Lectio divina starts with a pretty bold claim: God wants to tell me something today. He doesn’t just have some generic news, and He’s not holding out on me. He really wants me to know something for my good. And if that’s the case, the steps of lectio divina make total sense.

 

If God, the author of life and lover of my soul, has some word to tell me, and He’s given me His word in the Bible, you had better believe the first thing I’m going to do is read His word! And since I know He doesn’t waste words, I’ll only read a few lines, maybe a whole story from one of the gospels, but not much more. And I’ll pay attention to the part that seems to stick out to me—He is telling me this story for a reason, and so I know there’s going to be something in it that delights me, annoys me, angers me, confuses me, scares me, or otherwise stirs my heart.

 

I’ll read the part that stuck out again and again to make sure I understand it, or if I don’t, to see why not.
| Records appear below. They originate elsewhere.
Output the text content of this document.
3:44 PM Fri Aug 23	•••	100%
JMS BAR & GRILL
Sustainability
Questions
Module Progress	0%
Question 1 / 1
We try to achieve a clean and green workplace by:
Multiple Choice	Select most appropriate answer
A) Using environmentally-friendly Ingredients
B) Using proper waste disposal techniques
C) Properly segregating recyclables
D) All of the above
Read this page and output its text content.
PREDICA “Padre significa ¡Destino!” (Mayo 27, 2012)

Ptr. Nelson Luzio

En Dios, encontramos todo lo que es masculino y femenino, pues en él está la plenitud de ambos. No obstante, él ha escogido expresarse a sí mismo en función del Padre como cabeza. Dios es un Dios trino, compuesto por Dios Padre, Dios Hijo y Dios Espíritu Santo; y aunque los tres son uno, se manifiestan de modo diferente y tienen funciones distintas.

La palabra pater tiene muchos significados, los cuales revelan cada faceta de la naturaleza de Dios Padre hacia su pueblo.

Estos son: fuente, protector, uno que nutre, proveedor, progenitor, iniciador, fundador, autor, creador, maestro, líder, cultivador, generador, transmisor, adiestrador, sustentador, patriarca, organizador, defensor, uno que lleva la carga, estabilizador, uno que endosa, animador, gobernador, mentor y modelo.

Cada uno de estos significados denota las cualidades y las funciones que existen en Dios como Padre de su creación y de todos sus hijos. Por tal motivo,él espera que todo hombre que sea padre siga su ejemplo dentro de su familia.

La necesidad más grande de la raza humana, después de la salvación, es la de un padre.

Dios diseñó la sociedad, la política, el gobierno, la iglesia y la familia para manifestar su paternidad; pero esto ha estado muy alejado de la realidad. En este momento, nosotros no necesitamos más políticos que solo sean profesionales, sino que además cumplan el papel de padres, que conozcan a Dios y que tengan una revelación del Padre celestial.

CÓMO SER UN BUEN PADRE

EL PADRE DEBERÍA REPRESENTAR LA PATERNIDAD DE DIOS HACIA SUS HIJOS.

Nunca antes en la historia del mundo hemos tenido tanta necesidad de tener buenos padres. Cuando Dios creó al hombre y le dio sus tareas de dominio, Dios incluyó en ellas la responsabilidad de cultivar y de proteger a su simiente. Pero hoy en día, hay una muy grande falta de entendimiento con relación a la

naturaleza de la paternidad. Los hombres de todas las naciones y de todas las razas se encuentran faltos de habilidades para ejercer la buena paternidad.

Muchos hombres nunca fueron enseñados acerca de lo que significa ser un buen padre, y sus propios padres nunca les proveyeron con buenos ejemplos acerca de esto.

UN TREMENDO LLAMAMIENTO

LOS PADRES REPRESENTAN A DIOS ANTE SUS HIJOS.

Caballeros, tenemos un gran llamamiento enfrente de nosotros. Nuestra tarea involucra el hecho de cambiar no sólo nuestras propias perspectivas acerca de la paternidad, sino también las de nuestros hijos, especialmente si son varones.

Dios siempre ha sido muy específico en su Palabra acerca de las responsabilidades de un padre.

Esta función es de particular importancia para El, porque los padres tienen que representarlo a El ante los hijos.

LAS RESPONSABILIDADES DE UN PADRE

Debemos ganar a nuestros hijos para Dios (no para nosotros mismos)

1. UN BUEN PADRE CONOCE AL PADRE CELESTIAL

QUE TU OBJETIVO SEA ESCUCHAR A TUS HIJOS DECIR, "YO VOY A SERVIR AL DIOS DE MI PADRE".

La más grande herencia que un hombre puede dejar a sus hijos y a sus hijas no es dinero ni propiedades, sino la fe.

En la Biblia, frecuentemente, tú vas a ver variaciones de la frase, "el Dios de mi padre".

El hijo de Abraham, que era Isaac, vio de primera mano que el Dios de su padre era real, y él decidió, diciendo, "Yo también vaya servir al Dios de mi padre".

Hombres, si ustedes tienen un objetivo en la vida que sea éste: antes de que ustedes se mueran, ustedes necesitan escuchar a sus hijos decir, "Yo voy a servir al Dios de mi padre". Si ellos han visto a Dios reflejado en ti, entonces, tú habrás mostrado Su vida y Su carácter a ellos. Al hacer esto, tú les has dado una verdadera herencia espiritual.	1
I’ll turn the words over and over in my head. I’ll think through why it seems relevant to me. I’ll compare it to my own situation and ask if it is addressing something I have or something I lack. I’ll see if it’s poking some wound that I haven’t addressed or if it’s prodding at lies that I’m believing.

 

When I realize, after thinking for a long time on my own, that the Speaker of the words that I’ve been thinking about is actually with me right then, I start to talk to Him about what He said. I’ll ask Him questions to figure the passage out. I’ll ask Him why the part that stuck out sticks out to me. I’ll tell him how it made me feel, and what it is that I want/need/desire from Him in light of His word. Sometimes just the act of giving the Almighty a piece of my mind is enough to give me peace of mind. Sometimes telling Him what is going on in my heart eases my heart.

 

And sometimes talking to Him I also realize how powerfully He is looking at me. I am seen by God. Jesus looks at me. As I’ve been contemplating His word, He has been contemplating me, and He lets me know it.

 

If God has gone to such effort to create me and sustain me, and also to send me His word, odds are good that it’s all for a purpose. My life should change based on what I’ve read, thought, said, and received. What’s more, my life can change when my life is founded on His love.

 

Sometimes I sit with a passage for ten minutes, sometimes longer. Sometimes I keep coming back to the same passage for days or even weeks. If God really has something to say to me, it’s the least I can do to listen, think, respond, receive, and live differently. Lectio divina: it’s what an intimate conversation should look like.